Following Simmons et al. (2010), the posterior model probability is \begin{equation*} \pi(\mathcal{M}_j |\boldsymbol{y})=\frac{p(\boldsymbol{y} | \mathcal{M}_j)\pi(\mathcal{M}_j)}{\sum_{m=1}^{2^K}p(\boldsymbol{y} | \mathcal{M}_m)\pi(\mathcal{M}_m)}, \end{equation*} where \pi(\mathcal{M}_j) is the prior model probability,55 \begin{equation*} p(\boldsymbol{y} | \mathcal{M}_j)=\int_{\boldsymbol{\Theta}_j} p(\boldsymbol{y}| \boldsymbol{\theta}_j,\mathcal{M}_j)\pi(\boldsymbol{\theta}_j | \mathcal{M}_j) d\boldsymbol{\theta}_{j} \end{equation*} is the marginal likelihood, and \pi(\boldsymbol{\theta}_j | \mathcal{M}_j) is the prior distribution of \boldsymbol{\theta}_j conditional on model \mathcal{M}_j.
Following Adrian E. Raftery (1993), the posterior distribution of \boldsymbol{\theta} is \begin{equation*} \pi(\boldsymbol{\theta}|\boldsymbol{y})= \sum_{m=1}^{2^K}\pi(\boldsymbol{\theta}_m|\boldsymbol{y},\mathcal{M}_m) \pi(\mathcal{M}_m|\boldsymbol{y}) \end{equation*} The posterior distribution of the parameter vector \boldsymbol{\theta} under model \mathcal{M}_m is denoted as \pi(\boldsymbol{\theta}_m|\boldsymbol{y}, \mathcal{M}_m).
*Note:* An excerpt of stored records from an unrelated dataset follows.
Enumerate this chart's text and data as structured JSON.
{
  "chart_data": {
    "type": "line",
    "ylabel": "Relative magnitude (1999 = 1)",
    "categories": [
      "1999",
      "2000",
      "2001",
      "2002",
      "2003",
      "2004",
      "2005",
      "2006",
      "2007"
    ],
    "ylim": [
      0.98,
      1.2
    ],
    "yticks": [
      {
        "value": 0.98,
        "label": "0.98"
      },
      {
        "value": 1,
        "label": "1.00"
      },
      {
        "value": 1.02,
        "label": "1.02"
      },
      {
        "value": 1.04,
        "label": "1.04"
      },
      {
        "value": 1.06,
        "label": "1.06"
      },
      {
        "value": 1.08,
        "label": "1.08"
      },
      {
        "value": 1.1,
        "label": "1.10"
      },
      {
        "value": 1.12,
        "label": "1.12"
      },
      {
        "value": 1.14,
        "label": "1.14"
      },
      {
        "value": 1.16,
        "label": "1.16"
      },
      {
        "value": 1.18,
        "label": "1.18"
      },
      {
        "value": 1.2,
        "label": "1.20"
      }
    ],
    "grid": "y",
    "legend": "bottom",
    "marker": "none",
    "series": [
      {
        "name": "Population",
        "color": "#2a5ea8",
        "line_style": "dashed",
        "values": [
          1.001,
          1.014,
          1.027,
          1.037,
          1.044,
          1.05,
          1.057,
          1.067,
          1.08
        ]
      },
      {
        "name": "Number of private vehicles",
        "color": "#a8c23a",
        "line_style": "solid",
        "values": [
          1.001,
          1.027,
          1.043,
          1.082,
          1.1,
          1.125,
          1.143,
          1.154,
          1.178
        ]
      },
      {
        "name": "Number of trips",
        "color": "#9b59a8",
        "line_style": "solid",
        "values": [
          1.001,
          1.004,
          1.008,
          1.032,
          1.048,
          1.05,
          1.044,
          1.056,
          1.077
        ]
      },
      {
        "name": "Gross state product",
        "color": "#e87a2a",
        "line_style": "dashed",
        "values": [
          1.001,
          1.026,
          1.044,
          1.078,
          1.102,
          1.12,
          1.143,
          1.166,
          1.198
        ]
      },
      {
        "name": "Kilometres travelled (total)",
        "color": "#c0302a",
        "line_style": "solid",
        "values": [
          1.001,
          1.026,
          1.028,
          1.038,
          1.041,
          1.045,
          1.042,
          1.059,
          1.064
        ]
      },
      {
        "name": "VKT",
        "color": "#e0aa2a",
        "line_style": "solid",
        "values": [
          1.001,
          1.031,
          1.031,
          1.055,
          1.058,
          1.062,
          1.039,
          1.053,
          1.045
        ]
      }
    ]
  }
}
The posterior mean of \boldsymbol{\theta} is given by: \mathbb{E}[\boldsymbol{\theta}|\boldsymbol{y}] = \sum_{m=1}^{2^K} \hat{\boldsymbol{\theta}}_m \, \pi(\mathcal{M}_m|\boldsymbol{y}),
where \hat{\boldsymbol{\theta}}_m represents the posterior mean under model \mathcal{M}_m.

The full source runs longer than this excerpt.